Inequality problem: $\sum_{i=1}^{n}\sqrt{i}\le (n+1)\sqrt{n+1}-1\quad\forall n\in\mathbb{N}$

Question

Hey guys have some problems with this one. Hope you can help me with solving it. I'm happy for just some tipps.
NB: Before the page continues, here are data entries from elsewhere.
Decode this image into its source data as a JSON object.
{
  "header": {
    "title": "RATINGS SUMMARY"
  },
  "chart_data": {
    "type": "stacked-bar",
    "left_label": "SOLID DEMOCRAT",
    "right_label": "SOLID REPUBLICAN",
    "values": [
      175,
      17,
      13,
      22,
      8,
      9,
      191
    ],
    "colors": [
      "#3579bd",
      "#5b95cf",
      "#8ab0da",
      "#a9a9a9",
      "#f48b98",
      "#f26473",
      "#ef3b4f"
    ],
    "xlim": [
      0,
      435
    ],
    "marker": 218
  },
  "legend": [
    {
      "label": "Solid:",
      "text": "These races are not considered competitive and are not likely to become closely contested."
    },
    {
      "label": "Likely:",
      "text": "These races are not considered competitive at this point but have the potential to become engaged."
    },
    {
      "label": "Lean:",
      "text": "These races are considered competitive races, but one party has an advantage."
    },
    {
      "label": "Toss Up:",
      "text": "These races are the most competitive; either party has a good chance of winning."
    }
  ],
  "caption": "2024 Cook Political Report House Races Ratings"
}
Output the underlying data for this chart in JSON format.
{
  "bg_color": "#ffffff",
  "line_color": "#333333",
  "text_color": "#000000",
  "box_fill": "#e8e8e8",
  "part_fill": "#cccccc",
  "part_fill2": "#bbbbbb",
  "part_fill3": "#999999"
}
$$\displaystyle\sum_{i=1}^{n} \sqrt{i} \leq (n+1) \sqrt{n+1}-1 \quad\forall\ n\in \mathbb{N}$$

Answer 1

You may prove first that for any $k\geq 1$

$$ \sqrt{k} \leq \frac{2}{3}\left((k+1)^{3/2}-k^{3/2}\right) \tag{1}$$ holds by Lagrange's theorem: $$\frac{2}{3}\left((k+1)^{3/2}-k^{3/2}\right) = \sqrt{\xi},\quad \xi\in(k,k+1). $$

Then by summing both sides of $(1)$ over $k=1,2,\ldots,n$ we get the better bound $$ \sum_{k=1}^{n}\sqrt{k}\leq \color{red}{\frac{2}{3}\left((n+1)^{3/2}-1\right)}\tag{2}$$ through a telescopic sum. With a similar approach, we also have: $$ \sum_{k=1}^{n}\sqrt{k}\geq \frac{2}{3}\left(\left(n+\frac{1}{2}\right)^{3/2}-\frac{1}{2\sqrt{2}}\right).$$

Answer 2

Note that $\sqrt{i}\leq\sqrt{n+1}$ for $i=1,\dots,n$. Therefore $$\sum_{i=1}^{n} \sqrt{i}\leq n\cdot \sqrt{n+1}.$$ Since $\sqrt{n+1}\geq 1$, $$\sum_{i=1}^{n} \sqrt{i}\leq n\cdot \sqrt{n+1}+\sqrt{n+1}-1=(n+1)\cdot \sqrt{n+1}-1.$$

Answer 3

$$\sqrt{\lfloor t}\rfloor\le\sqrt t,$$

then integrating in unit intervals,

$$\sum_{i=1}^{n}\sqrt i\le\sum_{i=1}^{n}\int_{t=i}^{i+1}\sqrt tdt=\int_1^{n+1}\sqrt tdt=\frac23((n+1)\sqrt{n+1}-1)\le(n+1)\sqrt{n+1}-1.$$

You actually get a tighter bound.

Answer 4

Another take on it, a-la Cauchy-Schwarz:

\begin{align} \left(\sum_{k=1}^n\sqrt{k}\right) & \le \sqrt{ \left(\sum_{k=1}^n k\right)}\times \sqrt{ n}\\ &=\frac{ \sqrt{n+1} \times n }{\sqrt{2}}\\&=\frac{ \sqrt{n+1}(n+1) - \sqrt{n+1}}{\sqrt{2}}\\ &\le \frac{ \sqrt{n+1}(n+1)}{\sqrt{2}}-1. \end{align}

Note:

1. The inequality in the first line is an equality if and only if $n=1$.
2. The inequality in the last line is an equality if and only if $n=1$.
3. For all $n$, the expression on the last line is strictly smaller than $\sqrt{n+1}(n+1)-1$.